Les crocodiles, le point sur les objections

La bande dessinée Les Crocodiles, de Thomas Mathieu, qui est la version imprimée (et contextualisée par un avant-propos de l’auteur et de quatre postfaces1 qu’il me tarde de lire) du site Projet Crocodiles, est parue hier aux éditions du Lombard. Souhaitons tout le succès possible à cet album salutaire qui montre aux hommes une réalité qu’ils ignorent, le harcèlement de rue. Quand je dis que les hommes l’ignorent, c’est parce que les sifflets, les compliments agressifs, les intimidations et les propositions sexuelles insistantes non sollicitées ne visent pas les filles accompagnées, car leurs courageux auteurs attendent que les femmes soient isolées pour en faire les proies de leur goujaterie. Mais puisque ce sont aussi des hommes qui se rendent coupables de ces pratiques, l’ignorance est parfois active : il y a ce qu’on ne voit pas parce qu’on ne pourrait pas le voir, et ce qu’on ne voit pas, parce qu’on ne veut pas voir, et qu’on ne veut surtout pas se voir soi-même comme un méchant. crocodiles J’ai eu une longue discussion sur Facebook à propos de cet album, avec les points de vue parfois antagonistes de gens très divers. J’ai lu d’autres fils de discussion, où les mêmes arguments revenaient souvent. Je ne vais pas citer untel ou untel car le sujet est sensible et il est vite fait de caricaturer les propos ne serait-ce qu’en les extrayant de leur contexte. Mais je vais énumérer quelques unes des objections exprimées vis à vis du projet et y répondre.

Première objection : même quand c’est pour parler des filles, c’est encore un mec qui s’en charge. Une fille qui aurait proposé ce projet aurait essuyé un refus.

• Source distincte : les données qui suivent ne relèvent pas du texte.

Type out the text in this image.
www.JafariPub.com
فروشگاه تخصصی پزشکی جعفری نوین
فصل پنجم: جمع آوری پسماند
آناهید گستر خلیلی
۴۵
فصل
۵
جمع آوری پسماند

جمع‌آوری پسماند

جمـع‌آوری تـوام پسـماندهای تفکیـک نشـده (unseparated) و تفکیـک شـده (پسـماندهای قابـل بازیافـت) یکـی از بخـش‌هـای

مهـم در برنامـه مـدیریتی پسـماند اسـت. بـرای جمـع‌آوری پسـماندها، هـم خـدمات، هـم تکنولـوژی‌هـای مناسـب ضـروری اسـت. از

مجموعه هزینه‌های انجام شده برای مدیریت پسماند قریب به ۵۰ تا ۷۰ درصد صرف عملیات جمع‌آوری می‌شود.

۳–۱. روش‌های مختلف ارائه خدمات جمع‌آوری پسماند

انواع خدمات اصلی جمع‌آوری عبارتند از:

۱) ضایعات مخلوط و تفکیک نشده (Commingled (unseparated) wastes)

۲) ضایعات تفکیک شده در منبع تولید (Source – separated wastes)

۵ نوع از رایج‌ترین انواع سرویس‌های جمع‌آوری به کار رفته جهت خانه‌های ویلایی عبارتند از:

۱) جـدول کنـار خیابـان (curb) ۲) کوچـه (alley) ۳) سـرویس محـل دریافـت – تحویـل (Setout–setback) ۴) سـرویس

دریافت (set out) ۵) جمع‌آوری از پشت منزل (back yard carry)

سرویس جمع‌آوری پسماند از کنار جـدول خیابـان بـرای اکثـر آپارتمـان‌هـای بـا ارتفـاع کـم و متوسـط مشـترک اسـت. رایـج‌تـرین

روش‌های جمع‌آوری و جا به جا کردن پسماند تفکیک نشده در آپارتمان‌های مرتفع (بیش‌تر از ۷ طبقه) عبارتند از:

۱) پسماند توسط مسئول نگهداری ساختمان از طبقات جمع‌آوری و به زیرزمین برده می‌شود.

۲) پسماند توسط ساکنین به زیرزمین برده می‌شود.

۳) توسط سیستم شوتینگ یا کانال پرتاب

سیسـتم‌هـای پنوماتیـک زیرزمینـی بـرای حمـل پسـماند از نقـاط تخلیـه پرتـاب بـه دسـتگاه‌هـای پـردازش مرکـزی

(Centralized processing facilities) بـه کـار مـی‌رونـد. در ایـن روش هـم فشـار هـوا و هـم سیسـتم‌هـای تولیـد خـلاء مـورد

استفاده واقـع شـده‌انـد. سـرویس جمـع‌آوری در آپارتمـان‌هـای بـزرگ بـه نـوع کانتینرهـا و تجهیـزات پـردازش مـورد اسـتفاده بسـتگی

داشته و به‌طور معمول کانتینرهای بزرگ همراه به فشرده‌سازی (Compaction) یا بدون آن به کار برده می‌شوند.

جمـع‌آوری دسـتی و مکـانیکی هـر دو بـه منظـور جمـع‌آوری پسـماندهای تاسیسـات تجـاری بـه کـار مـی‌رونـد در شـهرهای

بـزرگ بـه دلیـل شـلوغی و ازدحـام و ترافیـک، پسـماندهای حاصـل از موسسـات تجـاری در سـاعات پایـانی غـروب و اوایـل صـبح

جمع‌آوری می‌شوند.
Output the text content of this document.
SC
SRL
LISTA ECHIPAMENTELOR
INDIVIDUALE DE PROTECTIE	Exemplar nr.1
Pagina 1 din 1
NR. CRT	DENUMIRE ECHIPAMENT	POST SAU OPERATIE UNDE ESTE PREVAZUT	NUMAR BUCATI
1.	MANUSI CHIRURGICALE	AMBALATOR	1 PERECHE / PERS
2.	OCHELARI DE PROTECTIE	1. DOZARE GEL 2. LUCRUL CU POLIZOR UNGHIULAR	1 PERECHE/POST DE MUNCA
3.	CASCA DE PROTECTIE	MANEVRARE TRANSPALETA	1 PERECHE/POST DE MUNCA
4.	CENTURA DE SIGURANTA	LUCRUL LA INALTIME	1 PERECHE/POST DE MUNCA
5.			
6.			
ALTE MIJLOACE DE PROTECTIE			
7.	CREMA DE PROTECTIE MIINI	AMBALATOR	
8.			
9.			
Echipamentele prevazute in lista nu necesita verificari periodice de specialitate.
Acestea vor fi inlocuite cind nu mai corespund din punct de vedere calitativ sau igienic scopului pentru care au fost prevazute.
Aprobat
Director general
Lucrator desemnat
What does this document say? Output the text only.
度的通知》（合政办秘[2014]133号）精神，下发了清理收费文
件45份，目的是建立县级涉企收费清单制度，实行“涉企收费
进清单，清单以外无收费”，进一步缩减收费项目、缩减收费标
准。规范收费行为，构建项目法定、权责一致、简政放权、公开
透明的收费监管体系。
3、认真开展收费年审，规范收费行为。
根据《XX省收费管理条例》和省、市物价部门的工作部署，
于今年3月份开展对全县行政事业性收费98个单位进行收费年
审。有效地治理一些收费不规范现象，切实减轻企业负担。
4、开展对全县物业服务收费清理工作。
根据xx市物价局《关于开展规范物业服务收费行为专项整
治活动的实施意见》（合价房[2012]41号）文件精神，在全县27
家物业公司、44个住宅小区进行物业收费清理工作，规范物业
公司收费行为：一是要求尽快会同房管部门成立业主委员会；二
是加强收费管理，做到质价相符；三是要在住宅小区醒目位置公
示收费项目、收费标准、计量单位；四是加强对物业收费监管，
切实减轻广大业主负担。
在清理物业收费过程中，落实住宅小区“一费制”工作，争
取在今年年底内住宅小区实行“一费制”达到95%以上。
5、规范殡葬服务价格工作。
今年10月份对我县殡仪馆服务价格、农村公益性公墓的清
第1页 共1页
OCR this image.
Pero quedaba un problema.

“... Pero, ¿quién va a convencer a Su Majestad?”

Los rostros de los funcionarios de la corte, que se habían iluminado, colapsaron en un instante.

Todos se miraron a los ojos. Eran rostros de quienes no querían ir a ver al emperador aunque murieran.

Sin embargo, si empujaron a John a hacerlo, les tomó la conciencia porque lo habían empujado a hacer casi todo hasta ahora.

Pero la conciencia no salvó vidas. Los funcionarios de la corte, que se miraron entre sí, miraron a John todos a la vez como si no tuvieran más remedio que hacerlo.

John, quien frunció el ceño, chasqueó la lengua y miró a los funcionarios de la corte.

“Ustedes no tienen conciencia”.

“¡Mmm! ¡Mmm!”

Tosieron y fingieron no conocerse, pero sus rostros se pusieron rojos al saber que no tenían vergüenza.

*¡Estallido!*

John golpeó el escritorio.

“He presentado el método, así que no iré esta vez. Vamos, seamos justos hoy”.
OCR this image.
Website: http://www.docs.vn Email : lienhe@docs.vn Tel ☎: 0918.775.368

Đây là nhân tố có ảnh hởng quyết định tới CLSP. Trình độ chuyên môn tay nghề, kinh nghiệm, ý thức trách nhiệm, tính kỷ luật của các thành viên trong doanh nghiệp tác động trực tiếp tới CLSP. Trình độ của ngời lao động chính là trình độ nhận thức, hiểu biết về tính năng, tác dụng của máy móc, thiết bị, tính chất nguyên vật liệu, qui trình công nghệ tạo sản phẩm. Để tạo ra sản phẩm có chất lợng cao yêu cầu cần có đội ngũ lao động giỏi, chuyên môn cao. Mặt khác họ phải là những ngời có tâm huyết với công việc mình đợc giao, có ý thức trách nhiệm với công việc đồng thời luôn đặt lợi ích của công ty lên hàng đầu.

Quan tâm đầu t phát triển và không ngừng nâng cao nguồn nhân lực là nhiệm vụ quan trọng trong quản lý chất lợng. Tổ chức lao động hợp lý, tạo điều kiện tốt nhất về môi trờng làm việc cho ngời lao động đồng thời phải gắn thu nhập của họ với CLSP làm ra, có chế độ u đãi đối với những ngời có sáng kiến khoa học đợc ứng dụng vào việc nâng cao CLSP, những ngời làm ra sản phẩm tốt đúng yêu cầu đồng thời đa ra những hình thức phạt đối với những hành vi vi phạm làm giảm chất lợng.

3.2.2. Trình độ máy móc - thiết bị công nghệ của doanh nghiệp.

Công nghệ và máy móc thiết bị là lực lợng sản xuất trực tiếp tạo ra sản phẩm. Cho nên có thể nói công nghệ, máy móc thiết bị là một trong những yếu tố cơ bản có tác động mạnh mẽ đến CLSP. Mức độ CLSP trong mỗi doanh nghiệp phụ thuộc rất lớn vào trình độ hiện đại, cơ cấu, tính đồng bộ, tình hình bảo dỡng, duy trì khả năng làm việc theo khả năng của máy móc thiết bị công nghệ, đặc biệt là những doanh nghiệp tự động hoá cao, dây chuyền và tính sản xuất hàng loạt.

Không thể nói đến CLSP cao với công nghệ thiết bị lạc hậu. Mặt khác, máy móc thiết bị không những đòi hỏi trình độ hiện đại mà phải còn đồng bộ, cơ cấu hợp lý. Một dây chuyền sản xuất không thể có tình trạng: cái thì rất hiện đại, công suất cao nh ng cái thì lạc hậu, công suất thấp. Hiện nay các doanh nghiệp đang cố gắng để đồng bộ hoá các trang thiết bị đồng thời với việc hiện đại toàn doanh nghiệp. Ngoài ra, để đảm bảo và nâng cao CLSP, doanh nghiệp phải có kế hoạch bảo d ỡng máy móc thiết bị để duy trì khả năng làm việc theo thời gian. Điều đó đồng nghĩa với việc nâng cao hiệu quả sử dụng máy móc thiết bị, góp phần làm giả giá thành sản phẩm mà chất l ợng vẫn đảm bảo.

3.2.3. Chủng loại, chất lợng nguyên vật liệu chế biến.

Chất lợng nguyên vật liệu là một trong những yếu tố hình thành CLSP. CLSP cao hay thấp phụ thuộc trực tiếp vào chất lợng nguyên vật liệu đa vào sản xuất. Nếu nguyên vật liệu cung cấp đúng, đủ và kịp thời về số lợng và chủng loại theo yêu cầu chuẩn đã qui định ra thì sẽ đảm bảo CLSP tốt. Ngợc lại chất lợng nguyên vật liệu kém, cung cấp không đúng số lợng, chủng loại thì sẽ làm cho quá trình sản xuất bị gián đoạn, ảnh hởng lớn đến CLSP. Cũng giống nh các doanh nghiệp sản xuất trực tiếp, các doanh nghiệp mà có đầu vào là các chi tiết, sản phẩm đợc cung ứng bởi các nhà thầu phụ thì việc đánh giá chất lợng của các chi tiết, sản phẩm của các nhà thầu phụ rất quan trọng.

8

L’accusation de « mansplaining » est à mon avis assez injuste : Thomas Mathieu a recueilli des témoignages de femmes, qu’il met en images sans emphase, et il assume de le faire en tant qu’homme qui prend conscience d’une réalité. Il est assez absurde de refuser à un homme de chercher à se mettre à la place des femmes. Le second point est un peu difficile à démontrer, mais il est peut-être vrai. Ceci dit on se souviendra que Chantal Montellier a publié il y a trente ans un album intitulé Odile et les crocodiles, qui traitait aussi de thèmes féministes et qui a été réédité depuis. Si je doute que le féminisme soit interdit aux femmes par les éditeurs, je constate que les éditeurs mainstream ont souvent des réticences assez nettes vis-à-vis de la bande dessinée politiquement ou socialement engagée, mais peut-être que ça change : les Pinçon-Pinçon-Charlot (et Marion Montaigne) chez Dargaud, les Crocodiles chez le Lombard, Et le problème de tous ces éditeurs qui fuient la politique, c’est qu’ils ne se rendent pas compte que les albums « apolitiques » qu’ils publient ne sont pas apolitiques du tout, mais enfoncent des clous déjà bien plantés. Tout est politique, comme disait l’autre. D’un autre côté, bien entendu, les discours un peu trop pontifiants peuvent effrayer les lecteurs car personne n’aime recevoir des leçons. Même méritées.

Seconde objection : l’auteur profite du malheur des femmes pour gagner de l’argent. Et l’éditeur a des partenariats avec la presse féminine-pas-féministe.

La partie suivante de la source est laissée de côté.